System Compatibility
- [ ] Are there any potential impacts on other parts of the system or backward compatibility?
- [ ] Does this change intersect with any items on our roadmap, and if so, is there a plan for fitting them together?
Quality
- [ ] Is this code of a unexpectedly high quality (Readability, Modularity, Intuitiveness)
@jeffchuber just tagging you bcz I think you've been on some of the front-end PR's lately, hope that's all right
@jeffchuber bump
Hey @hesreallyhim, we don't want to override the Tailwind styles. I prepared an example with a simple workaround here if you want to take a look: https://github.com/chroma-core/chroma/pull/4493.
You'll see that another bug exists when sections have the same name (and thus ID), we will not scroll the page correctly.

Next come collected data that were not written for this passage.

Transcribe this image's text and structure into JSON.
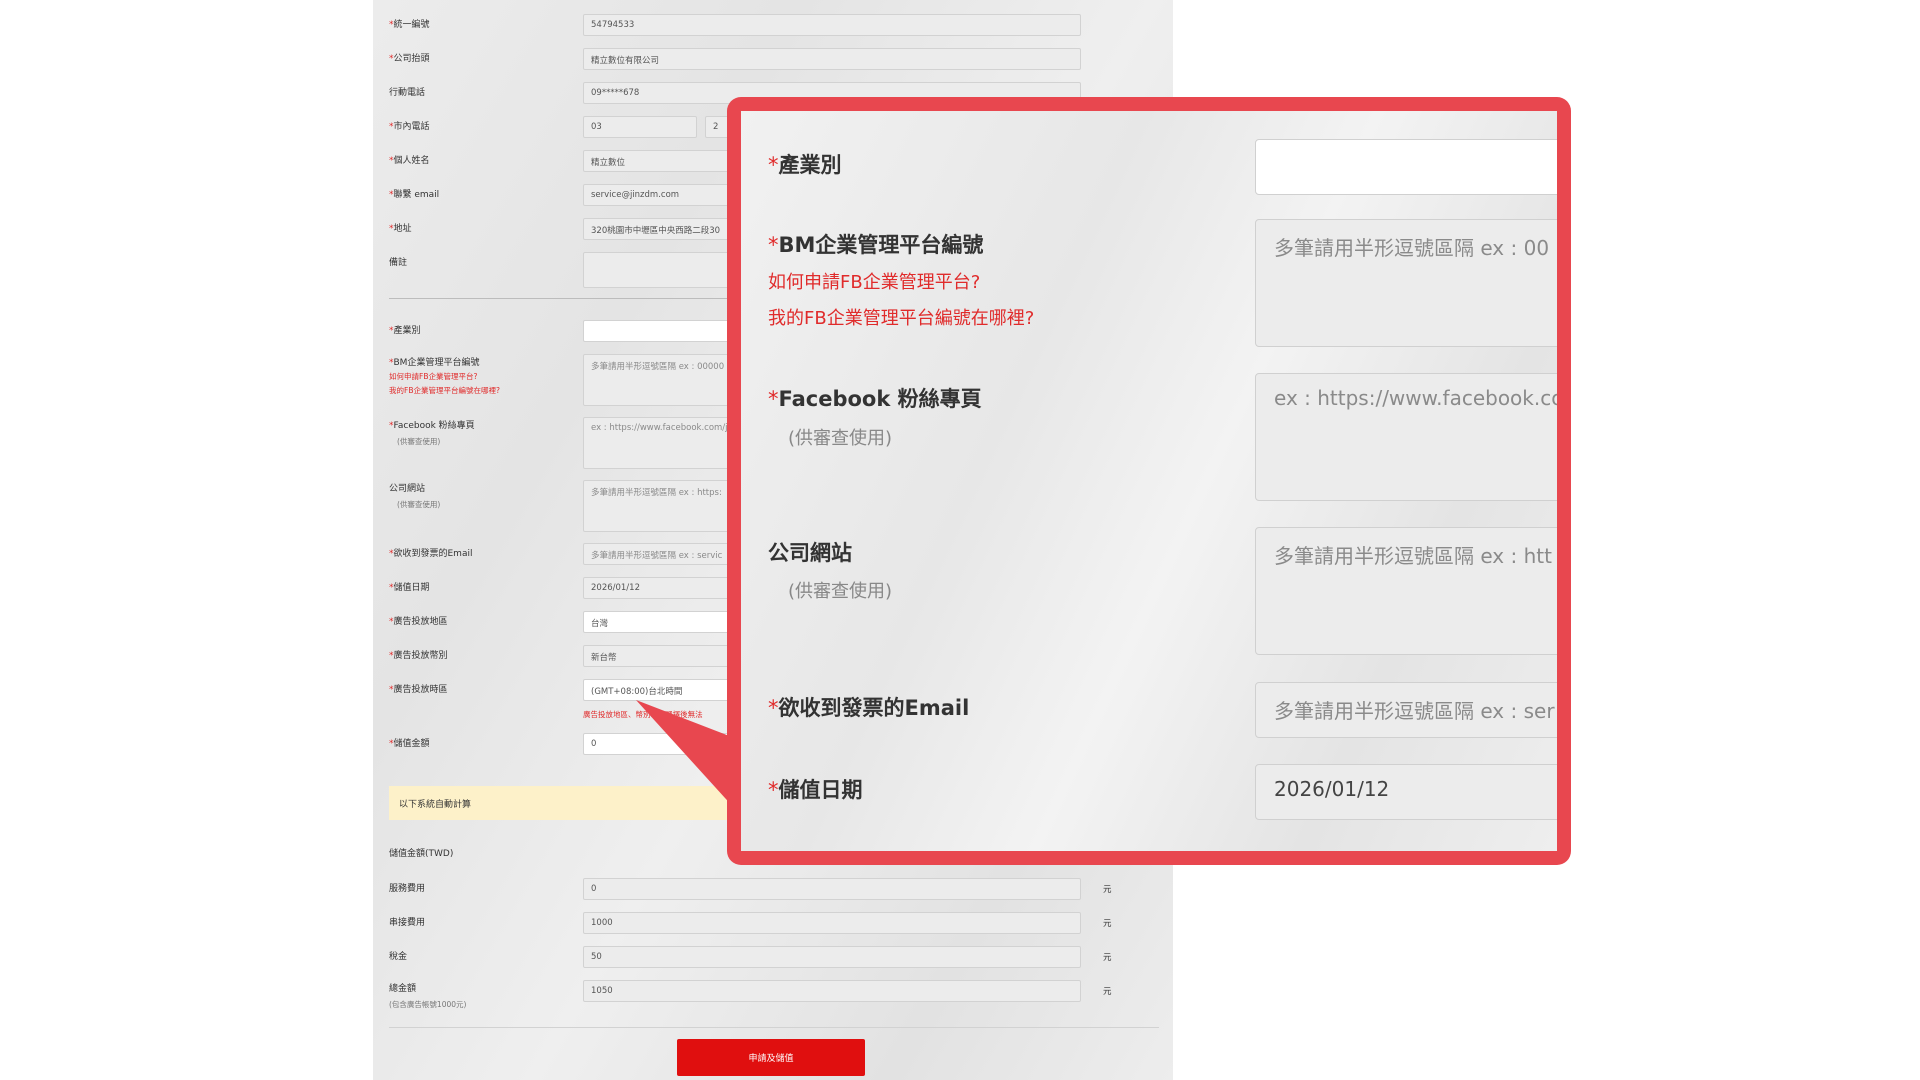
{
  "form": {
    "tax_id_label": "統一編號",
    "tax_id_value": "54794533",
    "company_name_label": "公司抬頭",
    "company_name_value": "精立數位有限公司",
    "mobile_label": "行動電話",
    "mobile_value": "09*****678",
    "phone_label": "市內電話",
    "phone_area_value": "03",
    "phone_number_value": "2",
    "personal_name_label": "個人姓名",
    "personal_name_value": "精立數位",
    "email_label": "聯繫 email",
    "email_value": "service@jinzdm.com",
    "address_label": "地址",
    "address_value": "320桃園市中壢區中央西路二段30",
    "note_label": "備註",
    "industry_label": "產業別",
    "bm_label": "BM企業管理平台編號",
    "bm_link1": "如何申請FB企業管理平台?",
    "bm_link2": "我的FB企業管理平台編號在哪裡?",
    "bm_placeholder": "多筆請用半形逗號區隔 ex : 00000",
    "fb_label": "Facebook 粉絲專頁",
    "fb_sub": "(供審查使用)",
    "fb_placeholder": "ex : https://www.facebook.com/jin",
    "website_label": "公司網站",
    "website_sub": "(供審查使用)",
    "website_placeholder": "多筆請用半形逗號區隔 ex : https:",
    "invoice_email_label": "欲收到發票的Email",
    "invoice_email_placeholder": "多筆請用半形逗號區隔 ex : servic",
    "date_label": "儲值日期",
    "date_value": "2026/01/12",
    "region_label": "廣告投放地區",
    "region_value": "台灣",
    "currency_label": "廣告投放幣別",
    "currency_value": "新台幣",
    "timezone_label": "廣告投放時區",
    "timezone_value": "(GMT+08:00)台北時間",
    "timezone_hint": "廣告投放地區、幣別...若選擇後無法",
    "amount_label": "儲值金額",
    "amount_value": "0",
    "auto_calc_notice": "以下系統自動計算",
    "twd_label": "儲值金額(TWD)",
    "service_fee_label": "服務費用",
    "service_fee_value": "0",
    "connect_fee_label": "串接費用",
    "connect_fee_value": "1000",
    "tax_label": "稅金",
    "tax_value": "50",
    "total_label": "總金額",
    "total_sub": "(包含廣告帳號1000元)",
    "total_value": "1050",
    "unit": "元",
    "submit_label": "申請及儲值"
  },
  "zoom": {
    "industry_label": "產業別",
    "bm_label": "BM企業管理平台編號",
    "bm_link1": "如何申請FB企業管理平台?",
    "bm_link2": "我的FB企業管理平台編號在哪裡?",
    "bm_placeholder": "多筆請用半形逗號區隔 ex : 00",
    "fb_label": "Facebook 粉絲專頁",
    "fb_sub": "(供審查使用)",
    "fb_placeholder": "ex : https://www.facebook.com",
    "website_label": "公司網站",
    "website_sub": "(供審查使用)",
    "website_placeholder": "多筆請用半形逗號區隔 ex : htt",
    "invoice_email_label": "欲收到發票的Email",
    "invoice_email_placeholder": "多筆請用半形逗號區隔 ex : ser",
    "date_label": "儲值日期",
    "date_value": "2026/01/12"
  },
  "required_mark": "*",
  "colors": {
    "callout_border": "#e8474f",
    "required": "#e02b2b",
    "submit": "#e00f0f",
    "notice_bg": "#fdf1c9"
  }
}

Let me know if you're up for the challenge!
@itaismith yeah you're correct that's non-optimal to override them. i'll have to spin up your branch and see what you're trying to achieve, but i do think my solution is roughly correct if the scope is just the ToC (and if you want it to look the way it does in the screenshot of my branch). Apparently Tailwind reads source files as plain text and doesn't even parse them, so even a line like:
const dummy = "pl-0 pl-1 pl-2 pl-3 pl-4 pl-5 pl-6..."
will cause Tailwind to include those classes if i understand correctly. So the point being - the indentation logic was already implemented, it's just the class declarations that were missing. So a minimal bug fix would be to just include those classes in the simplest possible way. So I think probably you are doing something a little wider scope, or doing some refactoring (obv all good), or the solution I propose is kind of relying on weird knowledge about how tailwind works, but anyway that's another alternative, and regardless it's interesting to learn that Tailwind doesn't parse source code for this aspect. I'll try to peruse your PR, cheers!